|
Yakup Köse"nin dolmayan çilesi

Erol Özkasnak, Çetin Doğan ve "28 Şubat bin yıl sürecek" diyen Çevik Bir"in de serbest bırakılmasıyla 28 Şubat davasının fiilen sona erdirildiği güzel ülkemde; aynı dönemin sembollerinden Yakup Köse, yeniden cezaevine giriyor.

Evet Yakup Köse 28 Şubat haksızlıklarının sembol isimlerinden biri, çünkü 14 yaşında sokakta parmaklarıyla İBDA-C hareketi yaptığı için hayatını hapislerde geçirdi. Bazen başınıza gelenler o denli muhteşem bir saçmalık olur ki, olanları kendinize bile açıklamak zul gelir; gülsen gülünecek gibi değildir, ağlasan değmeyecek denli aptalcadır olanlar... O"nu biliyor olmalısınız, bendeniz dahil olmak üzere pek çok yazar tarafından hakkında defalarca yazıldı; tekrarlayalım; İBDA-C örgütüne üye olmaktan tutuklanmış, 14 yaşındayken kalemi kırılmış, 9 yıl yattıktan sonra çocukluğunu bırakarak özgürlüğe kavuşmuş bir 28 Şubat mahkumu O.

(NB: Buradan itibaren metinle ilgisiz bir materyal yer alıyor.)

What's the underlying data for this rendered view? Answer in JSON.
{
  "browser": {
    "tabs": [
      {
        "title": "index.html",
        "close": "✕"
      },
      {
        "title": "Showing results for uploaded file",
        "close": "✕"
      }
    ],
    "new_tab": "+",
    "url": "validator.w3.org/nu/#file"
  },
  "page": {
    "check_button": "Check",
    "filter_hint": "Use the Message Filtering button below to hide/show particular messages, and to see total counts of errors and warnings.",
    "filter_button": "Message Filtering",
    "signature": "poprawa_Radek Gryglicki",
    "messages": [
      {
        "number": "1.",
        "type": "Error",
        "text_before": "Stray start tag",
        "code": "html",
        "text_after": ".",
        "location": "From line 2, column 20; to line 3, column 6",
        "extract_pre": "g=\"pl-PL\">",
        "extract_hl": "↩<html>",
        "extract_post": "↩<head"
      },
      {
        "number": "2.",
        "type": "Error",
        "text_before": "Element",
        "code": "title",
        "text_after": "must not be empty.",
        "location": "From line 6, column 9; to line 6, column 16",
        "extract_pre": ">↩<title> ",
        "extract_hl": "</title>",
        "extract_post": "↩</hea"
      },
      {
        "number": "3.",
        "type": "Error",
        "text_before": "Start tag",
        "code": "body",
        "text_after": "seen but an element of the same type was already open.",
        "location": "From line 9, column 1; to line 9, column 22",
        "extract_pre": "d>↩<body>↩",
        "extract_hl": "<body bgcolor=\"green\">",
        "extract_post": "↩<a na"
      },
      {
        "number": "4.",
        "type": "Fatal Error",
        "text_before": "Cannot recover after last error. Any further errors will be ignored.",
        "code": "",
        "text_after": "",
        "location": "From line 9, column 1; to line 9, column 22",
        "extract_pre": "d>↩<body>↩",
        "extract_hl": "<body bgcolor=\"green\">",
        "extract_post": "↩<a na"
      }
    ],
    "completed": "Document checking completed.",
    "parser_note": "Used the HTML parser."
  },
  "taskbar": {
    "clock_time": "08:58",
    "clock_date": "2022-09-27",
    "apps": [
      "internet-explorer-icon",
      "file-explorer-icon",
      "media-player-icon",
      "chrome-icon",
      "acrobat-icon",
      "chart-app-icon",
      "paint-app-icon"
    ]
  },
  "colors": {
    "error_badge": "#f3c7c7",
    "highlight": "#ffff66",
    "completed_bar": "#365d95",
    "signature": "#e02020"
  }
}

Hapisten çıktıktan sonra kendisine bunu yapan 28 Şubatçılardan hesap sormaya niyetlenerek suç duyurusunda bulunmak üzere devletin kapısına vardığında, 12 yıldır gıyaben yargılandığını öğrenmiş biri O. 2000 yılında gerçekleştirilen, kolunun kırıldığı ve canını zor kurtardığı Hayata Dönüş Operasyonu"ndan dolayı hem de...

Gerisini, dün (30/12/2013 - Star) Fadime Özkan"a verdiği röportajdan dinleyelim:

"2000 yılında Hayata Dönüş Operasyonları sırasında düzenlenen Noel Baba operasyonu nedeniyle biri Bandırma"da biri İstanbul"da iki dava açıldı. Biri cezaevi yönetimine isyandan, diğeri cezaevinde bomba imal ettiğimiz iddiasından. Ki bu doğru değildir. Orada üç ayrı kamera vardı. Koğuşa rutin arama için geldiklerinde zaten robocoplarla, gaz maskeleriyle gelmişlerdi...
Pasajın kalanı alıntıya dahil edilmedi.